Daniel Lim Research Talk
Stephanie graduated Valedictorian from North Carolina State University in the Spring of 2020 with a bachelor’s degree in Mechanical Engineering. During her undergraduate career, she worked on an array of research projects including: helping design a low-cost air quality measurement device for developing countries under Dr. Andrew Grieshop, augmenting the creation of an exoskeleton to improve hand dexterity of stroke survivors under Dr. Katherine Saul, and assisting in the development of an angle-resolved photoemission spectroscopy system under Dr. Darrell Schlom.
Stephanie is now a PhD student and Berkeley Fellow at the University of California, Berkeley. She plans on earning her doctoral degree in Mechanical Engineering with a concentration in Biomechanics and a minor in Neuroscience. Currently, she is part of Sohn Lab which conducts research in the areas of cancer and stem cell biology. Under the guidance of Dr. Lydia Sohn, Stephanie hopes to use brain organoids to enhance the understanding, diagnosis, and treatment of neurodegenerative diseases.
I want to empower older adults and those with manual conditions, like arthritis, to understand how their hand function changes as a result of aging, and/or the progress of their conditions.

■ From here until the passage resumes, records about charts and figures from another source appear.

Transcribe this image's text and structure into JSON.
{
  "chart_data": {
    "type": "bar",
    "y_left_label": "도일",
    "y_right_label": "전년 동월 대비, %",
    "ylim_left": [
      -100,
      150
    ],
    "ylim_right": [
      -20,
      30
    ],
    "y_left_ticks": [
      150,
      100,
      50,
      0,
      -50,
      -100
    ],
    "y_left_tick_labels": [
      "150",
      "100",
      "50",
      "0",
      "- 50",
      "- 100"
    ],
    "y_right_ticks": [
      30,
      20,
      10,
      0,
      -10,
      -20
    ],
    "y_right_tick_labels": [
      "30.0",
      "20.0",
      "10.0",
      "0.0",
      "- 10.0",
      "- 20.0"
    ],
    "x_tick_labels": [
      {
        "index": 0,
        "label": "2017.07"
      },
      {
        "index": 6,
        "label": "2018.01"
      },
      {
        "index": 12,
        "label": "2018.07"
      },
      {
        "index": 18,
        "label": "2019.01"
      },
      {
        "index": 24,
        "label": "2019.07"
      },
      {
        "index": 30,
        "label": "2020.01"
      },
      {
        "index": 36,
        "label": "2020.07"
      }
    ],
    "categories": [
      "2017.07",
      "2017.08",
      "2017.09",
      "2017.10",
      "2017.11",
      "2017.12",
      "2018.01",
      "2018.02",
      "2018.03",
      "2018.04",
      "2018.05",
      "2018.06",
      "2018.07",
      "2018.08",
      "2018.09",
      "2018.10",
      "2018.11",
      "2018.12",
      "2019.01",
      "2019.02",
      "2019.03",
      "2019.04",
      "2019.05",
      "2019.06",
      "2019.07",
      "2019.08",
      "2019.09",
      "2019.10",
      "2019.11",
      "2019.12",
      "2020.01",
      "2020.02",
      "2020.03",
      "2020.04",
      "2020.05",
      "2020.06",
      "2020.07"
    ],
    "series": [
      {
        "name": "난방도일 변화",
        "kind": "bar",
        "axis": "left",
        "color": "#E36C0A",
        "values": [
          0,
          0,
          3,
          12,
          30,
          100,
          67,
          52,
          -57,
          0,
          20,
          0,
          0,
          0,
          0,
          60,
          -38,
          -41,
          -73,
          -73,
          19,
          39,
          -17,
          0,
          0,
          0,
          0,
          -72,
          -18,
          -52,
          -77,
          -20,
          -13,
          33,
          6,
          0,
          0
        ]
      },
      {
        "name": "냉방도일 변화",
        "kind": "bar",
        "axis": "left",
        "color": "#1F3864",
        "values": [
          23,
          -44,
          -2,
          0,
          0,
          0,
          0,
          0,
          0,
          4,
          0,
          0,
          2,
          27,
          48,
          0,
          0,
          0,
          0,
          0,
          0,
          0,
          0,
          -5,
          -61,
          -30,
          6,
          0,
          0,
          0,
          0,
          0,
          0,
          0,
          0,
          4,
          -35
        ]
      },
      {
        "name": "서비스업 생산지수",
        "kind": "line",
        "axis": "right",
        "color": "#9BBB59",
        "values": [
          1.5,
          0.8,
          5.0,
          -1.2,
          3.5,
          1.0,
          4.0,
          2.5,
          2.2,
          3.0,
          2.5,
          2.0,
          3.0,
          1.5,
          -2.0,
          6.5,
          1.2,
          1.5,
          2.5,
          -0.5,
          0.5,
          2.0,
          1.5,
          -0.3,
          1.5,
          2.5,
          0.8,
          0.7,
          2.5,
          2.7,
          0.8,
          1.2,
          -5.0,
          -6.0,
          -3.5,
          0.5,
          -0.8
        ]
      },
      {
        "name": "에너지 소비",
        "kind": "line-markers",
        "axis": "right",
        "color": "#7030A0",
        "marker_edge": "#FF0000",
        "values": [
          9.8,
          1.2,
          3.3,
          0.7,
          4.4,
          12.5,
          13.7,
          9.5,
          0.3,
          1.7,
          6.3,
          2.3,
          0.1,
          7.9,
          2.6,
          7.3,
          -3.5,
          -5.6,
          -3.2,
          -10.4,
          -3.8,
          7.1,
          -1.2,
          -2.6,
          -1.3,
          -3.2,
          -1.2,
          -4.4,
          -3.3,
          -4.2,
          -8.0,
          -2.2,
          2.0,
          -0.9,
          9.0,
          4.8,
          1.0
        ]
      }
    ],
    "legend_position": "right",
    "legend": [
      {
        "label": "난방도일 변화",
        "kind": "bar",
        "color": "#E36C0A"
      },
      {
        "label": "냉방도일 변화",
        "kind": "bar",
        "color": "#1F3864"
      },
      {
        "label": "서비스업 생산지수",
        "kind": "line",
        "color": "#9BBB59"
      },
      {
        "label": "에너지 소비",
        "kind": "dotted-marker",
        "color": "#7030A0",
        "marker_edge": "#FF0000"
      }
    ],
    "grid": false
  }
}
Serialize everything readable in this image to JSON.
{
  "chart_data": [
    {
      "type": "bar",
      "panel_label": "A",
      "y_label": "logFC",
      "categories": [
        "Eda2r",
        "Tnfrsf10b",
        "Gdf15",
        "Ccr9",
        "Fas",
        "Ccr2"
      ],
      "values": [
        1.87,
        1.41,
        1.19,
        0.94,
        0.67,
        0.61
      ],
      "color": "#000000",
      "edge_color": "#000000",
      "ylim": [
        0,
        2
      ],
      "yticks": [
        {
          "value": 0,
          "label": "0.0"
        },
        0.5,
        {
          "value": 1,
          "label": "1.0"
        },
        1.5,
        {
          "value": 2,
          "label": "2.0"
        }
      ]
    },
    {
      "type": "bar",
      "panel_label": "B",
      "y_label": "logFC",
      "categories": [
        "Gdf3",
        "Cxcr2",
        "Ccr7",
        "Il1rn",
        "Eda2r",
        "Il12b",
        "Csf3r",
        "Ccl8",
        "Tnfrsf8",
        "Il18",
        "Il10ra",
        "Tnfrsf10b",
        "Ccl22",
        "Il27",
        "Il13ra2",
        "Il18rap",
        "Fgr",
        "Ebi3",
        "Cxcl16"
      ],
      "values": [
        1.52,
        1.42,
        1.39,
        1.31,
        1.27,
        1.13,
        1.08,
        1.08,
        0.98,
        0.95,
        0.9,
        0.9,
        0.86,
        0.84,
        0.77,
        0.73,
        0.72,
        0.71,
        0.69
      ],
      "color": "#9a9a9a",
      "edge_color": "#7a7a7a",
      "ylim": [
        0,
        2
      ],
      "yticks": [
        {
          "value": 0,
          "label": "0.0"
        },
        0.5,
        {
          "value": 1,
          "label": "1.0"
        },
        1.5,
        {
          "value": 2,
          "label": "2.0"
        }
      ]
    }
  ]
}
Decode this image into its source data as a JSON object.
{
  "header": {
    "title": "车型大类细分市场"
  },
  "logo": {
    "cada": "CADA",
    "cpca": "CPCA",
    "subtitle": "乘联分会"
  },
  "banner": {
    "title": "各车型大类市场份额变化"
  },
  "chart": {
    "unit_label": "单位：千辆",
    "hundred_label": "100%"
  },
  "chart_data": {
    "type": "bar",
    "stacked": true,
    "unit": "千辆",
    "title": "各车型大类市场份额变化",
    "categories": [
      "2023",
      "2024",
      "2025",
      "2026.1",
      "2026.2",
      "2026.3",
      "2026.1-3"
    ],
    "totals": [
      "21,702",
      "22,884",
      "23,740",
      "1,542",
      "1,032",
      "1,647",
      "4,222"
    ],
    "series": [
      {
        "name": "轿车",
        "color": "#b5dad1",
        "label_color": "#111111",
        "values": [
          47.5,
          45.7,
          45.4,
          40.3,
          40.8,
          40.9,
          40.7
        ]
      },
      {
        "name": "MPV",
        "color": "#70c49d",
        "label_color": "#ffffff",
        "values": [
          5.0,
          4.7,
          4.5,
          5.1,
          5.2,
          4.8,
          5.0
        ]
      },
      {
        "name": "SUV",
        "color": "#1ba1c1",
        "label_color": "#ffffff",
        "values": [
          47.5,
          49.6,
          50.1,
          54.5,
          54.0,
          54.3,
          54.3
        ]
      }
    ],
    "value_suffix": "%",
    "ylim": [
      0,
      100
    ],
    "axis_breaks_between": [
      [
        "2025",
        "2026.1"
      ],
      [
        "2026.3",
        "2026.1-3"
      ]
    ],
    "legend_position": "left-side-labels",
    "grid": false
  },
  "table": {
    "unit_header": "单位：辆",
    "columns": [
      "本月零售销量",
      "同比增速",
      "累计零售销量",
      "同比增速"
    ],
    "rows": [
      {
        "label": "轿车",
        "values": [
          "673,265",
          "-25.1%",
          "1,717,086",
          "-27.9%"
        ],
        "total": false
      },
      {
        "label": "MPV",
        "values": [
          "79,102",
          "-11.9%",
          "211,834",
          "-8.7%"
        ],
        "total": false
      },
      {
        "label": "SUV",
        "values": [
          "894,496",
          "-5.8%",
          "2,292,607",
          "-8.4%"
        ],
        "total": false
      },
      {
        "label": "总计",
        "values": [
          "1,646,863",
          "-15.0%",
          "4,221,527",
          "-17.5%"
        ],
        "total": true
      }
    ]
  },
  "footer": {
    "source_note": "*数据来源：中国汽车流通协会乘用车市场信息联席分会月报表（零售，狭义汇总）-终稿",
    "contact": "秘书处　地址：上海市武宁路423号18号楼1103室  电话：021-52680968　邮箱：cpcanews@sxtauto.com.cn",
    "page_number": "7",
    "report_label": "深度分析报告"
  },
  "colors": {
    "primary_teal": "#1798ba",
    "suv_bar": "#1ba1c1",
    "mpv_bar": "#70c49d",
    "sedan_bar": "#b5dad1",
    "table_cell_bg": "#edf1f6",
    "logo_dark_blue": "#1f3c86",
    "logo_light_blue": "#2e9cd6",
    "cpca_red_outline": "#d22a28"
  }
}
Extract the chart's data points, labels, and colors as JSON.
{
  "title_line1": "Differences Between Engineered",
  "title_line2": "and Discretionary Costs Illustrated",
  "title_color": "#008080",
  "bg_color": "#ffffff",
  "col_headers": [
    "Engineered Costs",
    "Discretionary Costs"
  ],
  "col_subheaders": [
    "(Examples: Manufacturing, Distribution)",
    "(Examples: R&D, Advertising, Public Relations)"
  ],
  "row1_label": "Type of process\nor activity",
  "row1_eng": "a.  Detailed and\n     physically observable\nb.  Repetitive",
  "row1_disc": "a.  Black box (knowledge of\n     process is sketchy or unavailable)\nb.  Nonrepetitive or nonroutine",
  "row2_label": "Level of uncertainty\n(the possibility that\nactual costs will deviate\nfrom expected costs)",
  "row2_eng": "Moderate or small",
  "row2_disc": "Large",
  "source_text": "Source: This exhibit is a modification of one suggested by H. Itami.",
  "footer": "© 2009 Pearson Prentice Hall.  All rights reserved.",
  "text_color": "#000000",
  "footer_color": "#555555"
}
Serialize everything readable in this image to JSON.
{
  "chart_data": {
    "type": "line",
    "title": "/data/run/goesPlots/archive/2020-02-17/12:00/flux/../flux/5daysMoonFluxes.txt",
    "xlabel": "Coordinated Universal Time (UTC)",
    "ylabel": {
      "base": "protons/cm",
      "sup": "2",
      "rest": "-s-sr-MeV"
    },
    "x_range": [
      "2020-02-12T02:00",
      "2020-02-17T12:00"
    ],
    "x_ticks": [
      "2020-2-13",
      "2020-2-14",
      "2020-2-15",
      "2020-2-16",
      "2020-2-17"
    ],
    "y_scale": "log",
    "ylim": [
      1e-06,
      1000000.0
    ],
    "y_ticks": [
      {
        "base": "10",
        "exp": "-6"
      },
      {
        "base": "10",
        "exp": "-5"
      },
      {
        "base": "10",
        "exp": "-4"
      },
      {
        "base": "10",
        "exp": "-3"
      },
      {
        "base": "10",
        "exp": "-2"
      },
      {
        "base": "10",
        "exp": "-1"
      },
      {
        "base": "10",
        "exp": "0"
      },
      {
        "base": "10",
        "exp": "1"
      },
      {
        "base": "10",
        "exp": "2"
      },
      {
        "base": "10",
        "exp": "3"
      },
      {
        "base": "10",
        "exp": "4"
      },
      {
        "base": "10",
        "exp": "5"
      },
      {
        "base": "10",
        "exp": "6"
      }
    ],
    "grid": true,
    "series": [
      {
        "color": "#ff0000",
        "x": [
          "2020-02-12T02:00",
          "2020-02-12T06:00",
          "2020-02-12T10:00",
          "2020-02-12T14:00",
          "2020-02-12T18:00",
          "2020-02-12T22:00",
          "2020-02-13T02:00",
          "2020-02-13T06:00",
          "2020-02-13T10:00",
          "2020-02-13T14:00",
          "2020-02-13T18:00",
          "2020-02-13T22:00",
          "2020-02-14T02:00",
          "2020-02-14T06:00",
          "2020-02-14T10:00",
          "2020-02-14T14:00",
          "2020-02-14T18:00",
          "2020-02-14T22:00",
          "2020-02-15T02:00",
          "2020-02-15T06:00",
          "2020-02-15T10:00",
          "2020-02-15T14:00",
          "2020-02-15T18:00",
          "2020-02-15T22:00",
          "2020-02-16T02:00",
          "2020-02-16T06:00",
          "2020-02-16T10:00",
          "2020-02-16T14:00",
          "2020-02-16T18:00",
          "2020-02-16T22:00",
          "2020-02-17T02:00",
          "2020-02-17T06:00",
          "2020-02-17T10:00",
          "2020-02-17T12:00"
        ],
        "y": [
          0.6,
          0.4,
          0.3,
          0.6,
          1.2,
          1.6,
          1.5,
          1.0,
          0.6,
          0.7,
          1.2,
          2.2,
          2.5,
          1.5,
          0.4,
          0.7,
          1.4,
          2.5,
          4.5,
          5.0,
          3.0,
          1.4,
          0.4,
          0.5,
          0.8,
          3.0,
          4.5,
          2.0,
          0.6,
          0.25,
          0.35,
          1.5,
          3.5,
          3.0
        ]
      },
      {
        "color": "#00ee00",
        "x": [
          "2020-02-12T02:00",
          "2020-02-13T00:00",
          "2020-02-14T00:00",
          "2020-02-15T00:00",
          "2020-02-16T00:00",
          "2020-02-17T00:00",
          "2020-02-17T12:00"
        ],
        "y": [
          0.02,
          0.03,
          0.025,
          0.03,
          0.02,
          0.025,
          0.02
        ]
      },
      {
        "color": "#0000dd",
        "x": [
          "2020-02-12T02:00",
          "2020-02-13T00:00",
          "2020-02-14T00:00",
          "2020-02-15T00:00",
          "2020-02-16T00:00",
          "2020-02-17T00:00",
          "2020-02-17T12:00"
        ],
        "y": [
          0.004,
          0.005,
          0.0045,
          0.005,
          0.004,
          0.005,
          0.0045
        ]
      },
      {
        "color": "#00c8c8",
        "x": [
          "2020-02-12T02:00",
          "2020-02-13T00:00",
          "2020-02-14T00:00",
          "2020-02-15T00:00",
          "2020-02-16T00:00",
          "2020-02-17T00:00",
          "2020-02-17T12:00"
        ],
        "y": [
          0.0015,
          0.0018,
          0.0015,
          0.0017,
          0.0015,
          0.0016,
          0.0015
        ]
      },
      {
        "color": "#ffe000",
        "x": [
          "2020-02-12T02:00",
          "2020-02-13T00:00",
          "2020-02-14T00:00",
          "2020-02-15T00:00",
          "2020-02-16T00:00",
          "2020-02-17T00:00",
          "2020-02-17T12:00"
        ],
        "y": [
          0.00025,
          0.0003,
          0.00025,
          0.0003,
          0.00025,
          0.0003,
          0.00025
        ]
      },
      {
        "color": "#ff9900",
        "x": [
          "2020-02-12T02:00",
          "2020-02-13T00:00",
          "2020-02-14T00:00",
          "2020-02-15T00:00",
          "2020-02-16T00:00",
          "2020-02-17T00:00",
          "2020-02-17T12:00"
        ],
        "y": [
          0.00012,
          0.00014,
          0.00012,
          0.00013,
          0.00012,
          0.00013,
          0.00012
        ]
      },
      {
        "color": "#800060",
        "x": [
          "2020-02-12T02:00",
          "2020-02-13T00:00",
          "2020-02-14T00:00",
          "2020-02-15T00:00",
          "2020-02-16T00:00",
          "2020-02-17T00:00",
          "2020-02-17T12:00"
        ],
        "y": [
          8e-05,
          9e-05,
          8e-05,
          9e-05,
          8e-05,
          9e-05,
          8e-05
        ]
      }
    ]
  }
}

Hand grip strength, pinch strength, joint range of motion, and skin tactility, are the most common ways to characterize hand ability, with the additional benefit of being great markers for general well-being. However, these are not frequently measured, and the tools required can be inaccessible to individuals.
My project aims to facilitate access to these hand parameters by merging custom smartphone applications with cutting edge tactile sensors. As a result, I hope that everyday activities of digital living, like sending text messages, accessing the internet, and making phone calls, will be transformed into clinical metrics that can track progress of hand functionality over time, giving individuals ownership and an understanding of their own health.